- Directed by: Jeb Stuart
- Written by: Jeb Stuart
- Based on: Blood Done Sign My Name by Timothy Tyson
- Produced by: Mel Efros David Martin Jeb Stuart Mari Stuart
- Starring: Ricky Schroder Omar Benson Miller Michael Rooker Nate Parker
- Cinematography: Steve Mason
- Edited by: Toby Yates
- Music by: John Leftwich
- Production company: Real Folk Productions
- Distributed by: Paladin
- Release date: February 19, 2010;
- Running time: 128 minutes
- Country: United States
- Language: English

= Blood Done Sign My Name (film) =

Blood Done Sign My Name is a 2010 American drama film written and directed by Jeb Stuart and starring Ricky Schroder, Omar Benson Miller, Michael Rooker, and Nate Parker. It is based on the autobiographical book Blood Done Sign My Name (2004) by historian Timothy Tyson.

==Plot==

In Oxford, North Carolina, the county seat of a tobacco district, a black Vietnam-era veteran is beaten in 1970 by three white men, and shot dead by one of them. An all-white jury acquits the two defendants who were indicted.

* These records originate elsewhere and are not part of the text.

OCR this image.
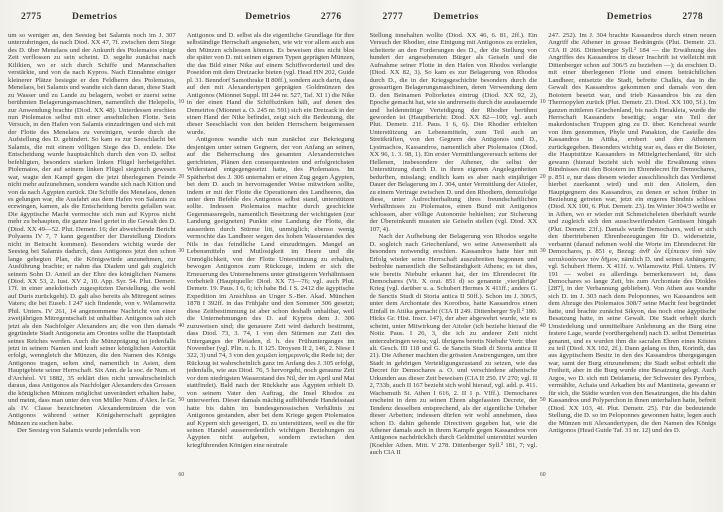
2775	Demetrios	Demetrios	2776

um so weniger an, den Seesieg bei Salamis noch im J. 307 unterzubringen, da nach Diod. XX 47, 7f. zwischen dem Siege des D. über Menelaos und der Ankunft des Ptolemaios einige Zeit verflossen zu sein scheint. D. segelte zunächst nach Kilikien, wo er sich durch Schiffe und Mannschaften verstärkte, und von da nach Kypros. Nach Einnahme einiger kleinerer Plätze besiegte er den Feldherrn des Ptolemaios, Menelaos, bei Salamis und wandte sich dann daran, diese Stadt zu Wasser und zu Lande zu belagern, wobei er zuerst seine berühmten Belagerungsmaschinen, namentlich die Helepolis, zur Anwendung brachte (Diod. XX 48). Unterdessen erschien nun Ptolemaios selbst mit einer ansehnlichen Flotte. Sein Versuch, in den Hafen von Salamis einzudringen und sich mit der Flotte des Menelaos zu vereinigen, wurde durch die Aufstellung des D. gehindert. So kam es zur Seeschlacht bei Salamis, die mit einem völligen Siege des D. endete. Die Entscheidung wurde hauptsächlich durch den von D. selbst befehligten, besonders starken linken Flügel herbeigeführt. Ptolemaios, der auf seinem linken Flügel siegreich gewesen war, wagte den Kampf gegen die jetzt überlegenen Feinde nicht mehr aufzunehmen, sondern wandte sich nach Kition und von da nach Ägypten zurück. Die Schiffe des Menelaos, denen es gelungen war, die Ausfahrt aus dem Hafen von Salamis zu erzwingen, kamen, als die Entscheidung bereits gefallen war. Die ägyptische Macht vermochte sich nun auf Kypros nicht mehr zu behaupten, die ganze Insel geriet in die Gewalt des D. (Diod. XX 49—52. Plut. Demetr. 16; der abweichende Bericht Polyaens IV 7, 7 kann gegenüber der Darstellung Diodors nicht in Betracht kommen). Besonders wichtig wurde der Seesieg bei Salamis dadurch, dass Antigonos jetzt den schon lange gehegten Plan, die Königswürde anzunehmen, zur Ausführung brachte; er nahm das Diadem und gab zugleich seinem Sohn D. Anteil an der Ehre des königlichen Namens (Diod. XX 53, 2. Iust. XV 2, 10. App. Syr. 54. Plut. Demetr. 17f. in einer anekdotisch zugespitzten Darstellung, die wohl auf Duris zurückgeht). D. galt also bereits als Mitregent seines Vaters; die bei Euseb. I 247 sich findende, von v. Wilamowitz Phil. Unters. IV 261, 14 angenommene Nachricht von einer zweijährigen Mitregentschaft ist unhaltbar. Antigonos sah sich jetzt als den Nachfolger Alexanders an; die von ihm damals gegründete Stadt Antigoneia am Orontes sollte die Hauptstadt seines Reiches werden. Auch die Münzprägung ist jedenfalls jetzt in seinem Namen und kraft seiner königlichen Autorität erfolgt, wenngleich die Münzen, die den Namen des Königs Antigonos tragen, selten sind, namentlich in Asien, dem Hauptgebiete seiner Herrschaft. Six Ann. de la soc. de Num. et d'Archéol. VI 1882, 35 erklärt dies nicht unwahrscheinlich daraus, dass Antigonos als Nachfolger Alexanders des Grossen die königlichen Münzen möglichst unverändert erhalten habe, und meint, dass man unter den von Müller Num. d'Alex. le Gr. als IV. Classe bezeichneten Alexandermünzen die von Antigonos während seiner Königsherrschaft geprägten Münzen zu suchen habe.

Der Seesieg von Salamis wurde jedenfalls von

10
20
30
40
50
60

Antigonos und D. selbst als die eigentliche Grundlage für ihre selbständige Herrschaft angesehen, wie wir vor allem auch aus den Münzen schliessen können. Es beweisen dies nicht blos die später von D. mit seinen eigenen Typen geprägten Münzen, die das Bild einer Nike auf einem Schiffsvorderteil und des Poseidon mit dem Dreizacke bieten (vgl. Head HN 202, Guide pl. 31. Benndorf Samothrake II 80ff.), sondern auch darin, dass auf den mit Alexandertypen geprägten Goldmünzen des Antigonos (Mionnet Suppl. III 244 nr. 527, Taf. XI 1) die Nike in der einen Hand die Schiffszinken hält, auf denen des Demetrios (Mionnet a. O. 245 nr. 591) sich ein Dreizack in der einen Hand der Nike befindet, zeigt sich die Bedeutung, die dieser Seeschlacht von den beiden Herrschern beigemessen wurde.

Antigonos wandte sich nun zunächst zur Bekriegung desjenigen unter seinen Gegnern, der von Anfang an seinen, auf die Beherrschung des gesamten Alexanderreiches gerichteten, Plänen den consequentesten und erfolgreichsten Widerstand entgegengesetzt hatte, des Ptolemaios. Im Spätherbst des J. 306 unternahm er einen Zug gegen Ägypten, bei dem D. auch in hervorragender Weise mitwirken sollte, indem er mit der Flotte die Operationen des Landheeres, das unter dem Befehle des Antigonos selbst stand, unterstützen sollte. Indessen Ptolemaios machte durch geschickte Gegenmassregeln, namentlich Besetzung der wichtigsten (zur Landung geeigneten) Punkte eine Landung der Flotte, die ausserdem durch Stürme litt, unmöglich; ebenso wenig vermochte das Landheer wegen des hohen Wasserstandes des Nils in das feindliche Land einzudringen. Mangel an Lebensmitteln und Mutlosigkeit im Heere und die Unmöglichkeit, von der Flotte Unterstützung zu erhalten, bewogen Antigonos zum Rückzuge, indem er sich die Erneuerung des Unternehmens unter günstigeren Verhältnissen vorbehielt (Hauptquelle: Diod. XX 73—76; vgl. auch Plut. Demetr. 19. Paus. I 6, 6; ich habe Bd. I S. 2412 die ägyptische Expedition im Anschluss an Unger S.-Ber. Akad. München 1878 I 392ff. in das Frühjahr und den Sommer 306 gesetzt; diese Zeitbestimmung ist aber schon deshalb unhaltbar, weil die Unternehmungen des D. auf Kypros dem J. 306 zuzuweisen sind; die genauere Zeit wird dadurch bestimmt, dass Diod. 73, 3. 74, 1 von den Stürmen zur Zeit des Unterganges der Pleiaden, d. h. des Frühunterganges im November (vgl. Plin. n. h. II 125. Droysen II 2, 146, 2. Niese I 322, 3) und 74, 3 von den χειμῶσι ἰσημερινοῖς die Rede ist; der Rückzug ist wahrscheinlich ganz im Anfang des J. 305 erfolgt, jedenfalls, wie aus Diod. 76, 5 hervorgeht, noch geraume Zeit vor dem niedrigsten Wasserstand des Nil, der im April und Mai stattfindet). Bald nach der Rückkehr aus Ägypten erhielt D. von seinem Vater den Auftrag, die Insel Rhodos zu unterwerfen. Dieser damals mächtig aufblühende Handelsstaat hatte bis dahin im bundesgenossischen Verhältnis zu Antigonos gestanden, aber bei dem Kriege gegen Ptolemaios auf Kypern sich geweigert, D. zu unterstützen, weil es die für seinen Handel ausserordentlich wichtigen Beziehungen zu Ägypten nicht aufgeben, sondern zwischen den kriegführenden Königen eine neutrale

2777	Demetrios	Demetrios	2778

Stellung innehalten wollte (Diod. XX 46, 6. 81, 2ff.). Ein Versuch der Rhodier, eine Einigung mit Antigonos zu erzielen, scheiterte an den Forderungen des D., der die Stellung von hundert der angesehensten Bürger als Geiseln und die Aufnahme seiner Flotte in den Hafen von Rhodos verlangte (Diod. XX 82, 3). So kam es zur Belagerung von Rhodos durch D., die in der Kriegsgeschichte besonders durch die grossartigen Belagerungsmaschinen, deren Verwendung dem D. den Beinamen Poliorketes eintrug (Diod. XX 92, 2), Epoche gemacht hat, wie sie andrerseits durch die ausdauernde und heldenmütige Verteidigung der Rhodier berühmt geworden ist (Hauptbericht: Diod. XX 82—100; vgl. auch Plut. Demetr. 21f. Paus. I 6, 6). Die Rhodier erhielten Unterstützung an Lebensmitteln, zum Teil auch an Streitkräften, von den Gegnern des Antigonos und D., Lysimachos, Kassandros, namentlich aber Ptolemaios (Diod. XX 96, 1. 3. 98, 1). Ein erster Vermittlungsversuch seitens der Hellenen, insbesondere der Athener, die selbst der Unterstützung durch D. in ihren eigenen Angelegenheiten bedurften, misslang; endlich kam es aber nach einjähriger Dauer der Belagerung im J. 304, unter Vermittlung der Aitoler, zu einem Vertrage zwischen D. und den Rhodiern, demzufolge diese, unter Aufrechterhaltung ihres freundschaftlichen Verhältnisses zu Ptolemaios, einen Bund mit Antigonos schlossen, aber völlige Autonomie behielten; zur Sicherung der Übereinkunft mussten sie Geiseln stellen (vgl. Diod. XX 107, 4).

Nach der Aufhebung der Belagerung von Rhodos segelte D. sogleich nach Griechenland, wo seine Anwesenheit als besonders notwendig erschien. Kassandros hatte hier mit Erfolg wieder seine Herrschaft auszubreiten begonnen und bedrohte namentlich die Selbständigkeit Athens; es ist dies, wie bereits Niebuhr erkannt hat, der im Ehrendecret für Demochares (Vit. X orat. 851 d) so genannte ‚vierjährige' Krieg (vgl. darüber u. a. Schubert Hermes X 411ff.; anders G. de Sanctis Studi di Storia antica II 50ff.). Schon im J. 306/5, unter dem Archontate des Koroibos, hatte Kassandros einen Einfall in Attika gemacht (CIA II 249. Dittenberger Syll.² 180. Hicks Gr. Hist. Inscr. 147), der aber abgewehrt wurde, wie es scheint, unter Mitwirkung der Aitoler (ich beziehe hierauf die Notiz Paus. I 26, 3, die ich zu anderer Zeit nicht unterzubringen weiss; vgl. übrigens bereits Niebuhr Vortr. über alt. Gesch. III 118 und G. de Sanctis Studi di Storia antica II 21). Die Athener machten die grössten Anstrengungen, um ihre Stadt in gehörigen Verteidigungszustand zu setzen, wie das Decret für Demochares a. O. und verschiedene athenische Urkunden aus dieser Zeit beweisen (CIA II 250. IV 270; vgl. II 2, 733b, auch II 167 bezieht sich wohl hierauf, vgl. add. p. 411. Wachsmuth St. Athen I 616, 2. II 1 p. VIff.). Demochares erscheint in dem zu seinen Ehren abgefassten Decrete, der Tendenz desselben entsprechend, als der eigentliche Urheber dieser Arbeiten; indessen dürfen wir wohl annehmen, dass schon D. dahin gehende Directiven gegeben hat, wie die Athener damals auch in ihrem Kampfe gegen Kassandros von Antigonos nachdrücklich durch Geldmittel unterstützt wurden (Koehler Athen. Mitt. V 278. Dittenberger Syll.² 181, 7; vgl. auch CIA II

10
20
30
40
50
60

247. 252). Im J. 304 brachte Kassandros durch einen neuen Angriff die Athener in grosse Bedrängnis (Plut. Demetr. 23. CIA II 266. Dittenberger Syll.² 184 — die Erwähnung des Angriffes des Kassandros in dieser Inschrift ist vielleicht mit Dittenberger schon auf 306/5 zu beziehen —); da erschien D. mit einer überlegenen Flotte und einem beträchtlichen Landheer, entsetzte die Stadt, befreite Chalkis, das in die Gewalt des Kassandros gekommen und damals von den Boiotern besetzt war, und trieb Kassandros bis zu den Thermopylen zurück (Plut. Demetr. 23. Diod. XX 100, 5f.). Im ganzen mittleren Griechenland, bis nach Herakleia, wurde die Herrschaft Kassanders beseitigt; sogar ein Teil der makedonischen Truppen ging zu D. über. Kenchreai wurde von ihm genommen, Phyle und Panakton, die Castelle des Kassandros in Attika, erobert und den Athenern zurückgegeben. Besonders wichtig war es, dass er die Boioter, die Hauptstütze Kassanders in Mittelgriechenland, für sich gewann (hierauf bezieht sich wohl die Erwähnung eines Bündnisses mit den Boiotern im Ehrendecret für Demochares, p. 851 e, nur dass diesem wieder ausschliesslich das Verdienst hierbei zuerkannt wird) und mit den Aitolern, den Hauptgegnern des Kassandros, zu denen er schon früher in Beziehung getreten war, jetzt ein engeres Bündnis schloss (Diod. XX 100, 6. Plut. Demetr. 23). Im Winter 304/3 weilte er in Athen, wo er wieder mit Schmeicheleien überhäuft wurde und zugleich sich den ausschweifendsten Genüssen hingab (Plut. Demetr. 23f.). Damals wurde Demochares, weil er sich den übertriebenen Ehrenbezeugungen für D. widersetzte, verbannt (darauf nehmen wohl die Worte im Ehrendecret für Demochares, p. 851 e, Bezug: ἀνθ' ὧν ἐξέπεσεν ὑπὸ τῶν καταλυσάντων τὸν δῆμον, nämlich D. und seinen Anhängern; vgl. Schubert Herm. X 411f. v. Wilamowitz Phil. Unters. IV 191 — wobei es allerdings bemerkenswert ist, dass Demochares so lange Zeit, bis zum Archontate des Diokles [287], in der Verbannung geblieben). Von Athen aus wandte sich D. im J. 303 nach dem Peloponnes, wo Kassandros seit dem Abzuge des Ptolemaios 308/7 seine Macht fest begründet hatte, und brachte zunächst Sikyon, das noch eine ägyptische Besatzung hatte, in seine Gewalt. Die Stadt erhielt durch Umsiedelung und unmittelbare Anlehnung an die Burg eine festere Lage, wurde (vorübergehend) nach D. selbst Demetrias genannt, und es wurden ihm die sacralen Ehren eines Ktistes zu teil (Diod. XX 102, 2f.). Dann gelang es ihm, Korinth, das aus ägyptischem Besitz in den des Kassandros übergegangen war, samt der Burg einzunehmen; die Stadt selbst erhielt die Freiheit, aber in die Burg wurde eine Besatzung gelegt. Auch Argos, wo D. sich mit Deidameia, der Schwester des Pyrrhos, vermählte, Achaia und Arkadien bis auf Mantineia, gewann er für sich, die Städte wurden von den Besatzungen, die bis dahin Kassandros und Polyperchon in ihnen unterhalten hatte, befreit (Diod. XX 103, 4f. Plut. Demetr. 25). Für die bedeutende Stellung, die D. so im Peloponnes gewonnen hatte, legen auch die Münzen mit Alexandertypen, die den Namen des Königs Antigonos (Head Guide Taf. 31 nr. 12) und des D.
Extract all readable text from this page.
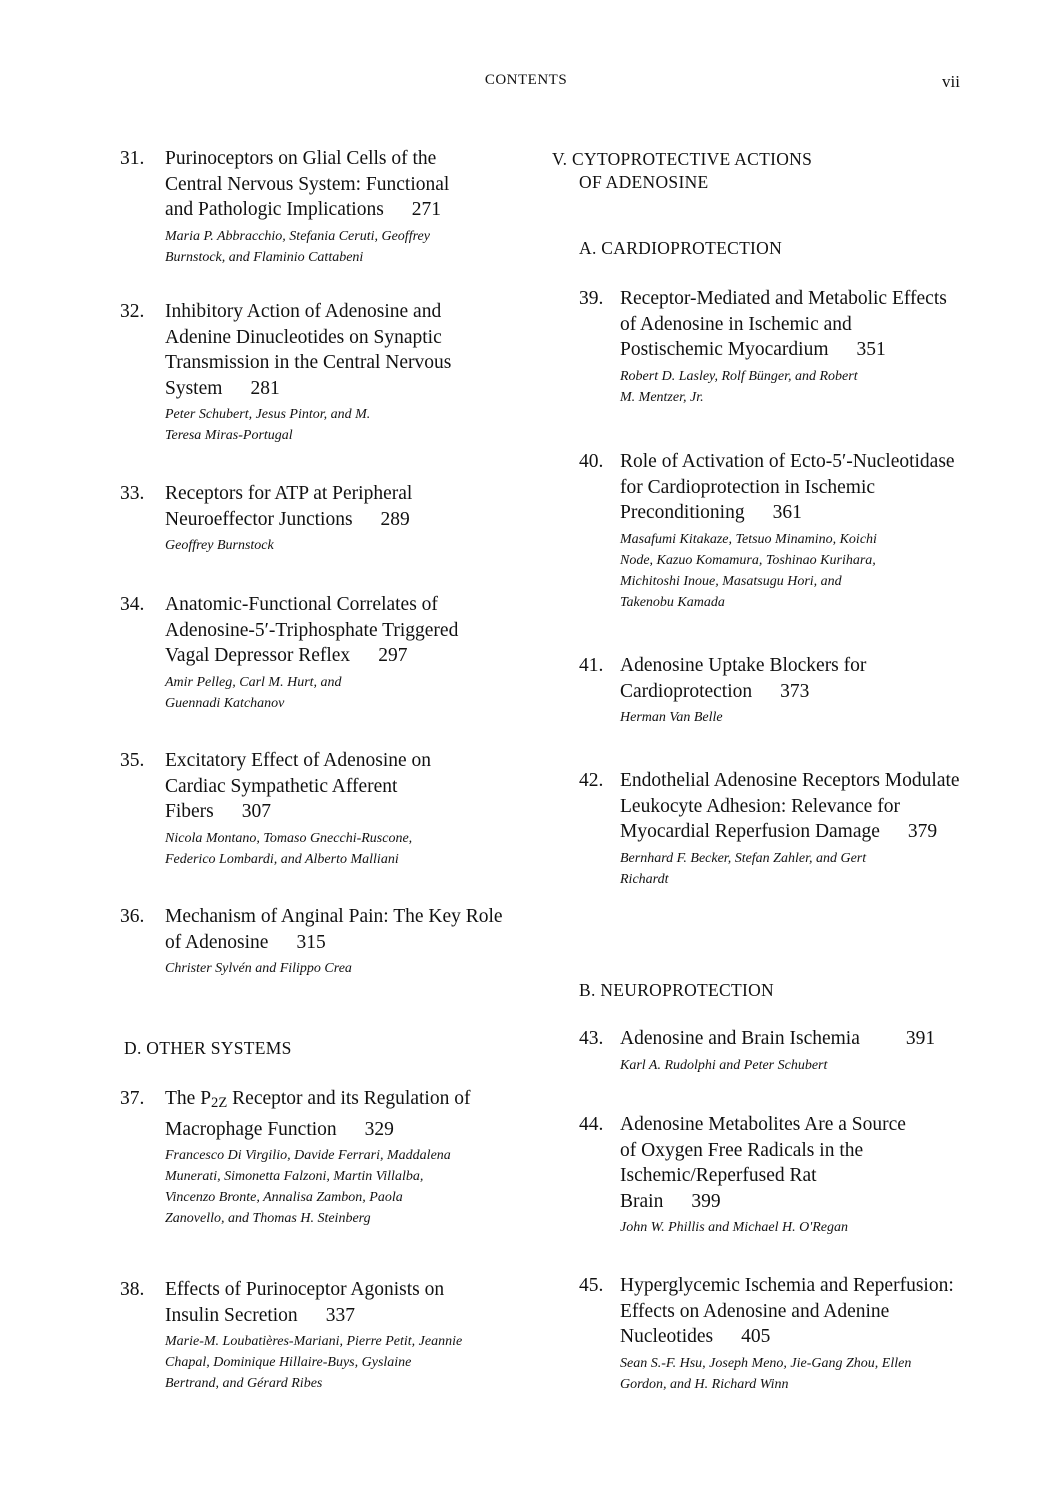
CONTENTS	vii
31. Purinoceptors on Glial Cells of the Central Nervous System: Functional and Pathologic Implications 271
Maria P. Abbracchio, Stefania Ceruti, Geoffrey Burnstock, and Flaminio Cattabeni
32. Inhibitory Action of Adenosine and Adenine Dinucleotides on Synaptic Transmission in the Central Nervous System 281
Peter Schubert, Jesus Pintor, and M. Teresa Miras-Portugal
33. Receptors for ATP at Peripheral Neuroeffector Junctions 289
Geoffrey Burnstock
34. Anatomic-Functional Correlates of Adenosine-5′-Triphosphate Triggered Vagal Depressor Reflex 297
Amir Pelleg, Carl M. Hurt, and Guennadi Katchanov
35. Excitatory Effect of Adenosine on Cardiac Sympathetic Afferent Fibers 307
Nicola Montano, Tomaso Gnecchi-Ruscone, Federico Lombardi, and Alberto Malliani
36. Mechanism of Anginal Pain: The Key Role of Adenosine 315
Christer Sylvén and Filippo Crea
D. OTHER SYSTEMS
37. The $P_{2Z}$ Receptor and its Regulation of Macrophage Function 329
Francesco Di Virgilio, Davide Ferrari, Maddalena Munerati, Simonetta Falzoni, Martin Villalba, Vincenzo Bronte, Annalisa Zambon, Paola Zanovello, and Thomas H. Steinberg
38. Effects of Purinoceptor Agonists on Insulin Secretion 337
Marie-M. Loubatières-Mariani, Pierre Petit, Jeannie Chapal, Dominique Hillaire-Buys, Gyslaine Bertrand, and Gérard Ribes
V. CYTOPROTECTIVE ACTIONS
OF ADENOSINE
A. CARDIOPROTECTION
39. Receptor-Mediated and Metabolic Effects of Adenosine in Ischemic and Postischemic Myocardium 351
Robert D. Lasley, Rolf Bünger, and Robert M. Mentzer, Jr.
40. Role of Activation of Ecto-5′-Nucleotidase for Cardioprotection in Ischemic Preconditioning 361
Masafumi Kitakaze, Tetsuo Minamino, Koichi Node, Kazuo Komamura, Toshinao Kurihara, Michitoshi Inoue, Masatsugu Hori, and Takenobu Kamada
41. Adenosine Uptake Blockers for Cardioprotection 373
Herman Van Belle
42. Endothelial Adenosine Receptors Modulate Leukocyte Adhesion: Relevance for Myocardial Reperfusion Damage 379
Bernhard F. Becker, Stefan Zahler, and Gert Richardt
B. NEUROPROTECTION
43. Adenosine and Brain Ischemia 391
Karl A. Rudolphi and Peter Schubert
44. Adenosine Metabolites Are a Source of Oxygen Free Radicals in the Ischemic/Reperfused Rat Brain 399
John W. Phillis and Michael H. O'Regan
45. Hyperglycemic Ischemia and Reperfusion: Effects on Adenosine and Adenine Nucleotides 405
Sean S.-F. Hsu, Joseph Meno, Jie-Gang Zhou, Ellen Gordon, and H. Richard Winn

The plot focuses on two characters: a local African-American high-school teacher, who recently returned to the town from college and organizes the black community to march to the state capital to protest the unjust verdict, and a white minister, who loses much of his congregation because of his racially-liberal views during the Civil Rights Era.

==Cast==
- Michael Rooker as Defense attorney Billy Watkins
- Gattlin Griffith as Tim Tyson
- Lee Norris as Roger Oakley
- Susan Walters as Martha Tyson
- Omar Benson Miller as Herman Cozart
- Ricky Schroder as Vernon Tyson
- Nick Searcy as Robert Teel
- Emily Alyn Lind as Julie Tyson
- Lela Rochon as Roseanna Allen
- Darrin Dewitt Henson as Eddie McCoy
- Nate Parker as Ben Chavis
- Markice Moore as Moses
- Sandra Ellis Lafferty as Grandma Jessie
- Rhoda Griffis as Isabel Taylor
- Michael May as Gerald Teel

==Reception==
On review aggregator website Rotten Tomatoes, the film holds an approval rating of 52% based on 29 reviews, and an average rating of 5.8/10. The website's critical consensus reads, "Even among civil rights movies, Blood Done Sign My Name is remarkably earnest, but its big heart can't cover for the bland acting and TV-style melodrama that blunts the movie's impact." On Metacritic, the film has a weighted average score of 49 out of 100, based on 16 critics, indicating "mixed or average reviews".

A. O. Scott of The New York Times admired the film's ambitions, but said that "Mr. Stuart's evident desire to respect the truth of the story in all its details leaves him without a clear, emphatic dramatic structure."